M. d’Auberive prit son parti dans la nuit. Tous les raisonnemens par lesquels il avait combattu son amour naissant lui revinrent à l’esprit avec une furie nouvelle. En admettant, ce qui n’était pas démontré, qu’il eût inspiré à Mlle Des Tournels un sentiment d’affection inespéré, n’était-ce pas un de ces mouvemens de jeunesse qui trompent les jeunes filles, et que le travail de quelques jours dissipe ?… Un éclair n’est pas un incendie, et devait-il profiter de ce premier éveil d’un cœur inexpérimenté pour violenter moralement la volonté d’un père et le contraindre à donner son consentement ? Les indiscrétions de M. Lecerf n’indiquaient-elles pas clairement que M. Des Tournels avait d’autres visées, au milieu desquelles M. d’Auberive arriverait comme un intrus ? Les vraies lois de l’honneur lui indiquaient son devoir.
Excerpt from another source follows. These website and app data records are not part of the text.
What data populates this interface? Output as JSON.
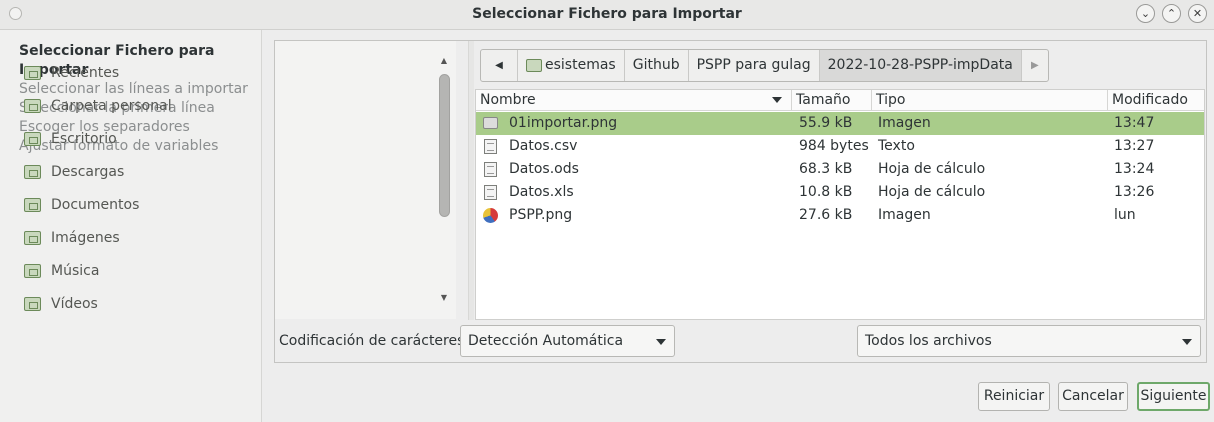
{
  "window": {
    "title": "Seleccionar Fichero para Importar"
  },
  "steps": [
    {
      "label": "Seleccionar Fichero para Importar",
      "active": true
    },
    {
      "label": "Seleccionar las líneas a importar",
      "active": false
    },
    {
      "label": "Seleccionar la primera línea",
      "active": false
    },
    {
      "label": "Escoger los separadores",
      "active": false
    },
    {
      "label": "Ajustar formato de variables",
      "active": false
    }
  ],
  "places": [
    {
      "label": "Recientes",
      "icon": "recent-icon"
    },
    {
      "label": "Carpeta personal",
      "icon": "home-folder-icon"
    },
    {
      "label": "Escritorio",
      "icon": "desktop-folder-icon"
    },
    {
      "label": "Descargas",
      "icon": "downloads-folder-icon"
    },
    {
      "label": "Documentos",
      "icon": "documents-folder-icon"
    },
    {
      "label": "Imágenes",
      "icon": "pictures-folder-icon"
    },
    {
      "label": "Música",
      "icon": "music-folder-icon"
    },
    {
      "label": "Vídeos",
      "icon": "videos-folder-icon"
    }
  ],
  "pathbar": {
    "segments": [
      "esistemas",
      "Github",
      "PSPP para gulag",
      "2022-10-28-PSPP-impData"
    ],
    "current_index": 3
  },
  "filelist": {
    "columns": [
      "Nombre",
      "Tamaño",
      "Tipo",
      "Modificado"
    ],
    "rows": [
      {
        "name": "01importar.png",
        "size": "55.9 kB",
        "type": "Imagen",
        "modified": "13:47",
        "icon": "image-file-icon",
        "selected": true
      },
      {
        "name": "Datos.csv",
        "size": "984 bytes",
        "type": "Texto",
        "modified": "13:27",
        "icon": "text-file-icon",
        "selected": false
      },
      {
        "name": "Datos.ods",
        "size": "68.3 kB",
        "type": "Hoja de cálculo",
        "modified": "13:24",
        "icon": "text-file-icon",
        "selected": false
      },
      {
        "name": "Datos.xls",
        "size": "10.8 kB",
        "type": "Hoja de cálculo",
        "modified": "13:26",
        "icon": "text-file-icon",
        "selected": false
      },
      {
        "name": "PSPP.png",
        "size": "27.6 kB",
        "type": "Imagen",
        "modified": "lun",
        "icon": "pspp-image-icon",
        "selected": false
      }
    ]
  },
  "encoding": {
    "label": "Codificación de carácteres:",
    "value": "Detección Automática"
  },
  "filter": {
    "value": "Todos los archivos"
  },
  "buttons": {
    "reset": "Reiniciar",
    "cancel": "Cancelar",
    "next": "Siguiente"
  },
  "colors": {
    "selection": "#a9cc8a",
    "accent": "#6ea86a"
  }
}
En s’y soumettant, il évitait l’humiliation d’une démarche qui serait fatalement mal interprétée. Assister à sa défaite ne lui convenait pas non plus ; il n’avait que trop attendu déjà. Il jeta un dernier coup d’œil sur les objets qui l’entouraient, comme peur dire adieu aux confidens muets de ses combats intérieurs. Au petit jour, sa malle était faite ; il adressa un billet à M. Des Tournels, pour lui annoncer qu’une affaire imprévue le rappelait subitement à Paris, monta dans une voiture de ferme, se fit conduire sur la grand’route, et sauta dans la première diligence qui vint à passer. Cette fois le roman de son mariage lui semblait bien fini. — Il n’y a pas de bon dénoùment à mauvaise pièce ! murmurait-il en cherchant le sommeil dans son coin.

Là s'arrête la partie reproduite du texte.